The only possible exception to such an obligation (Senator Feingold made this point when I spoke to him after his speech a month ago) would be if the net consequences for the nation are dire enough. And if you'll grant my anti-utilitarianism (I can defend it another time if you insist, Tom) -- or if you wish to avoid any strong theoretical commitments even for the sake of argument, just assume some fairly uncontroversial premises about the resilience of the American state and its ability to survive crisis, even emerge from crisis healthier than it had previously been -- such exceptions, though they could be construed as possible, do not actually exist. In other words, just given the plain text of the Constitution, we have a more or less wholly a priori argument that the president's impeachment is unconditionally obligatory just in case he or she commits a felony. Having made this argument, the only a posteriori statements an advocate of impeachment has to make are assertions to the effect that the president did indeed commit a felony; and such an assertion is not a matter of opinion; it is either a fact that the president did or did not commit a felony; p or ~p, the middle is excluded. So if p is the atomic proposition that the president commited a felony, and q is the complex proposition expressing the a priori argument about Congress's obligation to impeach, and r is the proposition that Congress is obligated to impeach the president, we have a valid, sound, complete modus ponens argument for impeachment:
(1) p (premise about matter of fact)
(2) q (a priori premise)
(3) If q, then (if p then r) (logical consequence of a priori premise)
(4) r (entailed by 1, 2, 3)

What I was attempting to do in my column on impeachment was make precisely this argument. The prima facie evidence that the president violated the FISA statute is as strong as prima facie evidence can be; the apologists who deny that evidence are in a state of clinical denial, so in hock to the Bush-cult that their own eyes and ears have become alienated from them as Bush-hating moonbats. The constitutional and legal arguments -- that FISA is unconstitutional if it limits the president's permissible actions under article II, and that the AUMF actually nullifies the FISA-mandated restrictions on wiretapping, respectively -- collapse like a flan in a cupboard under supremely minimal scrutiny; they are ad hoc self-justifying jokes, or at least would be if the punditariat didn't deem them expressions of respectable, equal-time garnering mainstream opinion. And, of course, violation of FISA is a felony offense.
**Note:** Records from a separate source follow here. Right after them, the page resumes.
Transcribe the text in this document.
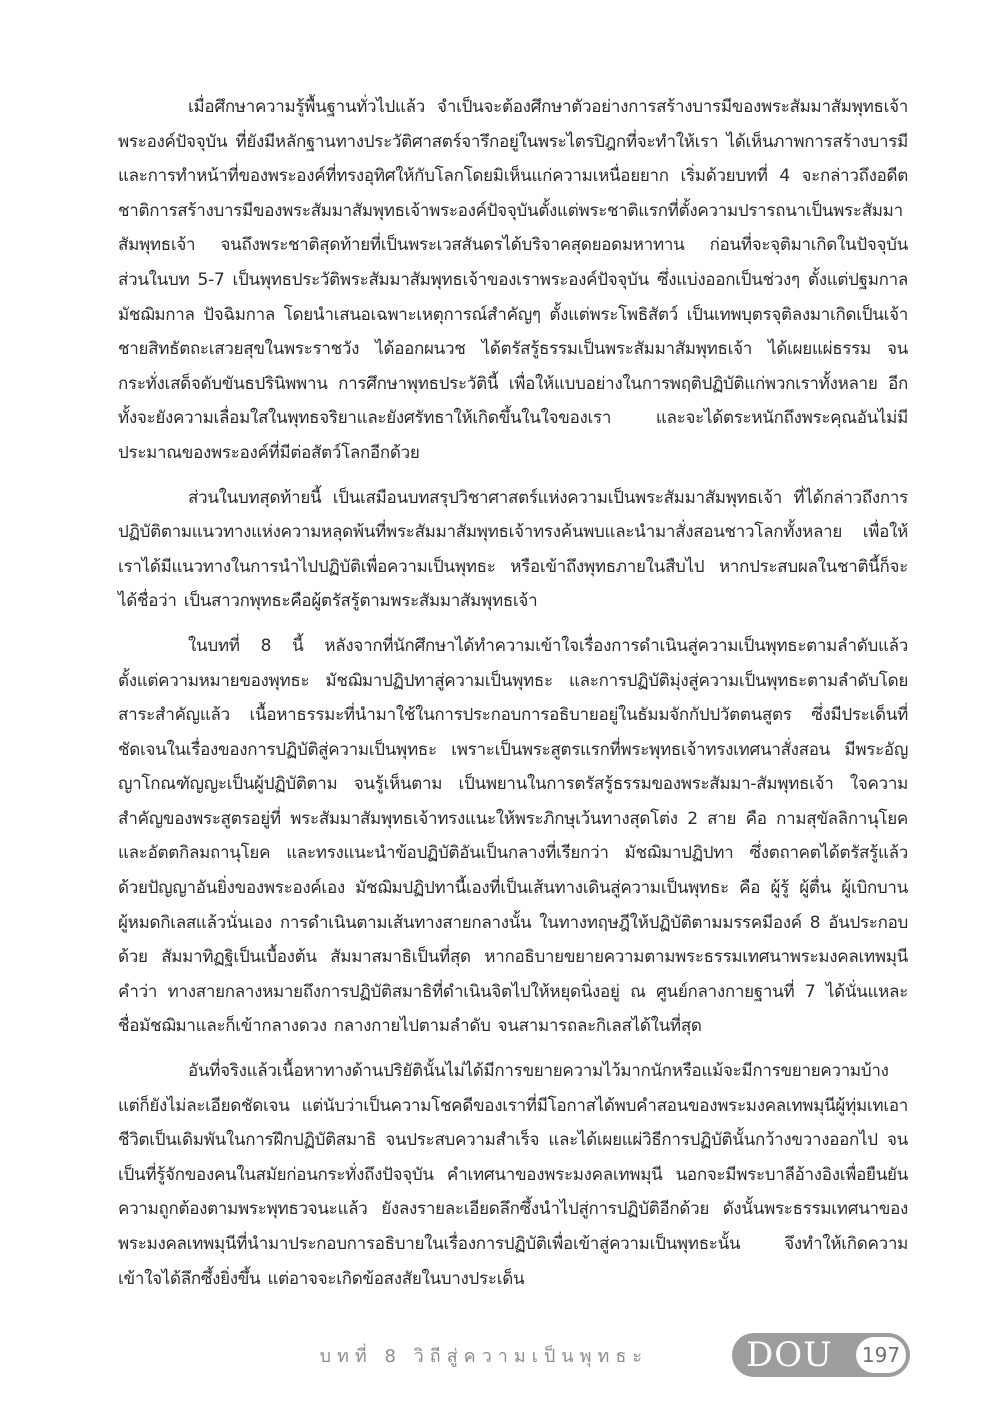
เมื่อศึกษาความรู้พื้นฐานทั่วไปแล้ว จำเป็นจะต้องศึกษาตัวอย่างการสร้างบารมีของพระสัมมาสัมพุทธเจ้าพระองค์ปัจจุบัน ที่ยังมีหลักฐานทางประวัติศาสตร์จารึกอยู่ในพระไตรปิฎกที่จะทำให้เรา ได้เห็นภาพการสร้างบารมี และการทำหน้าที่ของพระองค์ที่ทรงอุทิศให้กับโลกโดยมิเห็นแก่ความเหนื่อยยาก เริ่มด้วยบทที่ 4 จะกล่าวถึงอดีตชาติการสร้างบารมีของพระสัมมาสัมพุทธเจ้าพระองค์ปัจจุบันตั้งแต่พระชาติแรกที่ตั้งความปรารถนาเป็นพระสัมมาสัมพุทธเจ้า จนถึงพระชาติสุดท้ายที่เป็นพระเวสสันดรได้บริจาคสุดยอดมหาทาน ก่อนที่จะจุติมาเกิดในปัจจุบัน ส่วนในบท 5-7 เป็นพุทธประวัติพระสัมมาสัมพุทธเจ้าของเราพระองค์ปัจจุบัน ซึ่งแบ่งออกเป็นช่วงๆ ตั้งแต่ปฐมกาล มัชฌิมกาล ปัจฉิมกาล โดยนำเสนอเฉพาะเหตุการณ์สำคัญๆ ตั้งแต่พระโพธิสัตว์ เป็นเทพบุตรจุติลงมาเกิดเป็นเจ้าชายสิทธัตถะเสวยสุขในพระราชวัง ได้ออกผนวช ได้ตรัสรู้ธรรมเป็นพระสัมมาสัมพุทธเจ้า ได้เผยแผ่ธรรม จนกระทั่งเสด็จดับขันธปรินิพพาน การศึกษาพุทธประวัตินี้ เพื่อให้แบบอย่างในการพฤติปฏิบัติแก่พวกเราทั้งหลาย อีกทั้งจะยังความเลื่อมใสในพุทธจริยาและยังศรัทธาให้เกิดขึ้นในใจของเรา และจะได้ตระหนักถึงพระคุณอันไม่มีประมาณของพระองค์ที่มีต่อสัตว์โลกอีกด้วย

ส่วนในบทสุดท้ายนี้ เป็นเสมือนบทสรุปวิชาศาสตร์แห่งความเป็นพระสัมมาสัมพุทธเจ้า ที่ได้กล่าวถึงการปฏิบัติตามแนวทางแห่งความหลุดพ้นที่พระสัมมาสัมพุทธเจ้าทรงค้นพบและนำมาสั่งสอนชาวโลกทั้งหลาย เพื่อให้เราได้มีแนวทางในการนำไปปฏิบัติเพื่อความเป็นพุทธะ หรือเข้าถึงพุทธภายในสืบไป หากประสบผลในชาตินี้ก็จะได้ชื่อว่า เป็นสาวกพุทธะคือผู้ตรัสรู้ตามพระสัมมาสัมพุทธเจ้า

ในบทที่ 8 นี้ หลังจากที่นักศึกษาได้ทำความเข้าใจเรื่องการดำเนินสู่ความเป็นพุทธะตามลำดับแล้ว ตั้งแต่ความหมายของพุทธะ มัชฌิมาปฏิปทาสู่ความเป็นพุทธะ และการปฏิบัติมุ่งสู่ความเป็นพุทธะตามลำดับโดยสาระสำคัญแล้ว เนื้อหาธรรมะที่นำมาใช้ในการประกอบการอธิบายอยู่ในธัมมจักกัปปวัตตนสูตร ซึ่งมีประเด็นที่ชัดเจนในเรื่องของการปฏิบัติสู่ความเป็นพุทธะ เพราะเป็นพระสูตรแรกที่พระพุทธเจ้าทรงเทศนาสั่งสอน มีพระอัญญาโกณฑัญญะเป็นผู้ปฏิบัติตาม จนรู้เห็นตาม เป็นพยานในการตรัสรู้ธรรมของพระสัมมา-สัมพุทธเจ้า ใจความสำคัญของพระสูตรอยู่ที่ พระสัมมาสัมพุทธเจ้าทรงแนะให้พระภิกษุเว้นทางสุดโต่ง 2 สาย คือ กามสุขัลลิกานุโยค และอัตตกิลมถานุโยค และทรงแนะนำข้อปฏิบัติอันเป็นกลางที่เรียกว่า มัชฌิมาปฏิปทา ซึ่งตถาคตได้ตรัสรู้แล้ว ด้วยปัญญาอันยิ่งของพระองค์เอง มัชฌิมปฏิปทานี้เองที่เป็นเส้นทางเดินสู่ความเป็นพุทธะ คือ ผู้รู้ ผู้ตื่น ผู้เบิกบาน ผู้หมดกิเลสแล้วนั่นเอง การดำเนินตามเส้นทางสายกลางนั้น ในทางทฤษฎีให้ปฏิบัติตามมรรคมีองค์ 8 อันประกอบด้วย สัมมาทิฏฐิเป็นเบื้องต้น สัมมาสมาธิเป็นที่สุด หากอธิบายขยายความตามพระธรรมเทศนาพระมงคลเทพมุนี คำว่า ทางสายกลางหมายถึงการปฏิบัติสมาธิที่ดำเนินจิตไปให้หยุดนิ่งอยู่ ณ ศูนย์กลางกายฐานที่ 7 ได้นั่นแหละชื่อมัชฌิมาและก็เข้ากลางดวง กลางกายไปตามลำดับ จนสามารถละกิเลสได้ในที่สุด

อันที่จริงแล้วเนื้อหาทางด้านปริยัตินั้นไม่ได้มีการขยายความไว้มากนักหรือแม้จะมีการขยายความบ้างแต่ก็ยังไม่ละเอียดชัดเจน แต่นับว่าเป็นความโชคดีของเราที่มีโอกาสได้พบคำสอนของพระมงคลเทพมุนีผู้ทุ่มเทเอาชีวิตเป็นเดิมพันในการฝึกปฏิบัติสมาธิ จนประสบความสำเร็จ และได้เผยแผ่วิธีการปฏิบัตินั้นกว้างขวางออกไป จนเป็นที่รู้จักของคนในสมัยก่อนกระทั่งถึงปัจจุบัน คำเทศนาของพระมงคลเทพมุนี นอกจะมีพระบาลีอ้างอิงเพื่อยืนยันความถูกต้องตามพระพุทธวจนะแล้ว ยังลงรายละเอียดลึกซึ้งนำไปสู่การปฏิบัติอีกด้วย ดังนั้นพระธรรมเทศนาของพระมงคลเทพมุนีที่นำมาประกอบการอธิบายในเรื่องการปฏิบัติเพื่อเข้าสู่ความเป็นพุทธะนั้น จึงทำให้เกิดความเข้าใจได้ลึกซึ้งยิ่งขึ้น แต่อาจจะเกิดข้อสงสัยในบางประเด็น

บทที่ 8 วิถีสู่ความเป็นพุทธะ	DOU 197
So we have a sub-argument for premise (1) of the foregoing: knowing the agreed-upon set of empirical, descriptive propositions about what the president actually did, and the facts of the matter about the texts of the Constitution, US Code, and AUMF, we can know effectively a priori that the president did in fact commit a felony. None of the assertions to the contrary the administration's defenders have polluted our discourse with -- not those about the felony status of FISA violations, nor those about the constitutional permissibility of violating FISA -- is worth the breath and food energy required to utter them, and no exculpatory assertions are going to come to light, because none exist.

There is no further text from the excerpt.